Shares in Alibaba, the ecommerce group founded by Jack Ma, fell sharply after Beijing publicly accused its payments arm of regulatory failings in its latest salvo against one of China’s richest men.
The comments by Pan Gongsheng, vice governor of the People’s Bank of China, were published on the central bank’s website on Sunday and come as the country’s authorities have turned up the pressure on Mr Ma’s business empire.
Alibaba’s stock sank as much as 7.3 per cent in early trading in Hong Kong, hitting its lowest level since July. The rebuke from the PBoC overshadowed a move by Alibaba on Monday to boost its two-year share buyback programme to $10bn from $6bn.
The company’s shares have fallen by more than 25 per cent — scything about $260bn from Alibaba’s market capitalisation — since late October, when Mr Ma publicly criticised the country’s financial regulators and state-owned banks. The personal fortune of Mr Ma, once China’s wealthiest person, has tumbled from just under $62bn to $49.3bn, according to Bloomberg data.
Proposed minimum valuation of Ant Group prior to its scuppered IPO
Beijing also halted a $37bn initial public offering by Ant Group, Alibaba’s online finance unit, following Mr Ma’s remarks. That triggered a cascade of public, state media and government criticism of alleged monopoly practices by the two companies.
China’s market regulator announced last week that it would launch an antitrust investigation into Alibaba, while Ant confirmed that it had been summoned to a meeting with the PBoC and three other regulators.
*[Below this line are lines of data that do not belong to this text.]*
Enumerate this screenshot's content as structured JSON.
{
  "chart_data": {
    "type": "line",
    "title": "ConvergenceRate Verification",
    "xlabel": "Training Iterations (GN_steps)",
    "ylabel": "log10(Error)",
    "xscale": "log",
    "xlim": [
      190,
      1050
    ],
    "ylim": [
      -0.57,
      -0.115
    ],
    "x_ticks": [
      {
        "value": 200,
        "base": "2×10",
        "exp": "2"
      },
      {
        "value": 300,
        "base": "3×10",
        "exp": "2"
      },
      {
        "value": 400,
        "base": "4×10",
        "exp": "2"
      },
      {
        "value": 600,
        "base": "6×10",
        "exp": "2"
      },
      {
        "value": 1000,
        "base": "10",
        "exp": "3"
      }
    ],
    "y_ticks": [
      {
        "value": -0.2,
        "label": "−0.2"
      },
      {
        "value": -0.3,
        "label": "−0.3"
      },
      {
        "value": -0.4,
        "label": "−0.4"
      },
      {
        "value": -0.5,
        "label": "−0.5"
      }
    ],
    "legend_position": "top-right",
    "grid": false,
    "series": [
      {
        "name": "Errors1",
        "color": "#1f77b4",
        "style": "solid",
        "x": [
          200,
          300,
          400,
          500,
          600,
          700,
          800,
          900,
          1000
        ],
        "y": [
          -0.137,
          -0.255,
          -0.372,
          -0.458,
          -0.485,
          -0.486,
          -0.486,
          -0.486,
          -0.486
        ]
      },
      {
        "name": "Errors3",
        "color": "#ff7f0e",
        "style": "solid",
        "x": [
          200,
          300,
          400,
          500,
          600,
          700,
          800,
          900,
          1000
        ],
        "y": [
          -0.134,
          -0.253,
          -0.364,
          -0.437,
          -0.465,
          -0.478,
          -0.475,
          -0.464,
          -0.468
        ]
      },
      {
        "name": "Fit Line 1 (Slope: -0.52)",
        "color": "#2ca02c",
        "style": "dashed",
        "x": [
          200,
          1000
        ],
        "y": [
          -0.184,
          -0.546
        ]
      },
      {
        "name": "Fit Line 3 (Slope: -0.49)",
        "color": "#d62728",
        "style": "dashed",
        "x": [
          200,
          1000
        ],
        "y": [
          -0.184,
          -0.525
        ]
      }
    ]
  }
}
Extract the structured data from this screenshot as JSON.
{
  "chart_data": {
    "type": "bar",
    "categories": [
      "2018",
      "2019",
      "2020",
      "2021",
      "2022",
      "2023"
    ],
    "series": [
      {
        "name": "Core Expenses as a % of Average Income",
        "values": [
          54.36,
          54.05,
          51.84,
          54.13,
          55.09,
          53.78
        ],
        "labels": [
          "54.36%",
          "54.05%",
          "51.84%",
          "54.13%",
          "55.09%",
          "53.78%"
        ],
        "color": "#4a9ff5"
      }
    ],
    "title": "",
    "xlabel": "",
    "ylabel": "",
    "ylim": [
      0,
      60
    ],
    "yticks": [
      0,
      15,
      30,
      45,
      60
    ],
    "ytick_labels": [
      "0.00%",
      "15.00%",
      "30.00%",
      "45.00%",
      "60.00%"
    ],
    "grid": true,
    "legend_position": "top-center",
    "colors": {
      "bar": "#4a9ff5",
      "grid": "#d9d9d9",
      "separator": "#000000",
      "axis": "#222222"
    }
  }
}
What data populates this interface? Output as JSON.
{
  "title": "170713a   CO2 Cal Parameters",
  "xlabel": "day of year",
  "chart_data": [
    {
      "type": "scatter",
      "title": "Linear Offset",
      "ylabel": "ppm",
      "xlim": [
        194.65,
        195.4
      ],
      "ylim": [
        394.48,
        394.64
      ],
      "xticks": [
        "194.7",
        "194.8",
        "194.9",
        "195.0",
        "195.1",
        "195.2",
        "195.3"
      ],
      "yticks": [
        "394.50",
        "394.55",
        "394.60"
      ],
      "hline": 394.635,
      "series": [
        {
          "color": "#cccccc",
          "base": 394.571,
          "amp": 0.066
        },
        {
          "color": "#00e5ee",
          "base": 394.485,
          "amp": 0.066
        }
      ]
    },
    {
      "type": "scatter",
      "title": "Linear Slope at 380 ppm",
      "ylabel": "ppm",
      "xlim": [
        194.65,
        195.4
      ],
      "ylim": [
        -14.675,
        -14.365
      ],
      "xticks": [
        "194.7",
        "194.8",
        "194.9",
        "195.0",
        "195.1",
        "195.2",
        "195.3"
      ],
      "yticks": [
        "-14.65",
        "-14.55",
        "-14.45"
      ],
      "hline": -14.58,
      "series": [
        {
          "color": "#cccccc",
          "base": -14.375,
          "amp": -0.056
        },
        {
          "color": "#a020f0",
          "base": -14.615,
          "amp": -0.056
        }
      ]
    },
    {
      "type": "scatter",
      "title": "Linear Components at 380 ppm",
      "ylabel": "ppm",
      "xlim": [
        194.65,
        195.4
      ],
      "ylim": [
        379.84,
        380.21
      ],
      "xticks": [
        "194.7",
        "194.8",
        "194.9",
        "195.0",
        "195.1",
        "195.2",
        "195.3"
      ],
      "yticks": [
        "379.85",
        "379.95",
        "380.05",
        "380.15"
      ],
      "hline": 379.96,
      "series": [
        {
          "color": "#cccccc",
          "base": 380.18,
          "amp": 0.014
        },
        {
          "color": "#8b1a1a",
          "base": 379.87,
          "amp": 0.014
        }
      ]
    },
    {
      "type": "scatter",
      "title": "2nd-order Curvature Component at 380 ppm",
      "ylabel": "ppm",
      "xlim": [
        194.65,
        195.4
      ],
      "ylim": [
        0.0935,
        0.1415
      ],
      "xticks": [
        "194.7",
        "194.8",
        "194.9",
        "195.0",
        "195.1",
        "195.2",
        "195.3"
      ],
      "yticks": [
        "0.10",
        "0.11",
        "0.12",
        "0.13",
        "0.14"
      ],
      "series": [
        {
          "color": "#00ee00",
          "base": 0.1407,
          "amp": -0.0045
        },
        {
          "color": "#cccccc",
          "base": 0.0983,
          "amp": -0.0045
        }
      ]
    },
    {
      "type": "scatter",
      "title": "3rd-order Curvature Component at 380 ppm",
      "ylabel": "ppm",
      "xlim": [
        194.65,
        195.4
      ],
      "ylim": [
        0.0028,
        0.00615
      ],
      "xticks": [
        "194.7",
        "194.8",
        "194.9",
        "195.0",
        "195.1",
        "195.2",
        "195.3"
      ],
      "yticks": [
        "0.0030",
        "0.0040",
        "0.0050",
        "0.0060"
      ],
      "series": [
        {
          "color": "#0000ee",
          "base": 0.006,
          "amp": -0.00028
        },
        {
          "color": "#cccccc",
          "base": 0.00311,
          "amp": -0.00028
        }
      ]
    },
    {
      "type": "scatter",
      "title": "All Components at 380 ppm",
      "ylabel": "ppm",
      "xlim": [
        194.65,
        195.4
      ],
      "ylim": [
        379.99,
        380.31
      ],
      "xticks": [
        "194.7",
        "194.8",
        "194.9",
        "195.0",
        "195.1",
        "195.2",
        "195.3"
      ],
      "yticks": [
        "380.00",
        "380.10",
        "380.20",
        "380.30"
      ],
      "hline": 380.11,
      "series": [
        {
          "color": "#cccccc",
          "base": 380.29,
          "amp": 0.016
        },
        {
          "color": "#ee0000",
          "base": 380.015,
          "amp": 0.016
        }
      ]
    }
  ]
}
Mr Pan’s comments, posted a day after PBoC and Ant representatives met in Beijing, have refocused investor attention on the financial services group. Ant had been trying to restructure its business in an attempt to relaunch its IPO next year.
Mr Pan’s attack, however, confirmed just how daunting a task that will be. He said Ant would have to “return to its origins” as a payment services provider and “rectify” many of its fastest growing and most lucrative consumer credit and wealth management operations. Ant has begun that process in recent weeks but investors anticipate it could hit the company’s valuation if it is able to return to the market.
Ant’s IPO would have been the world’s largest and would have valued the company at more than $300bn.
Analysts are uncertain over whether a restructuring will satisfy regulators or if Ant will have to sell or close some of its consumer-credit operations. The latter have attracted fierce criticism from state-owned banks that argue Ant has benefited from looser regulatory oversight.
The parallel move against Alibaba, which is listed in Hong Kong and New York, has further raised the stakes for Mr Ma, who established the group more than two decades ago in Hangzhou, capital of eastern China’s Zhejiang province.
After the State Administration of Market Regulation revealed its Alibaba investigation on December 24, Zhejiang officials confirmed they had interviewed company staff and taken materials from the group’s headquarters. Zheng Shanjie, Zhejiang governor, said on Friday that the investigation was not intended to usher in “winter” for online companies, but instead mark a new “starting point” for the sector’s development.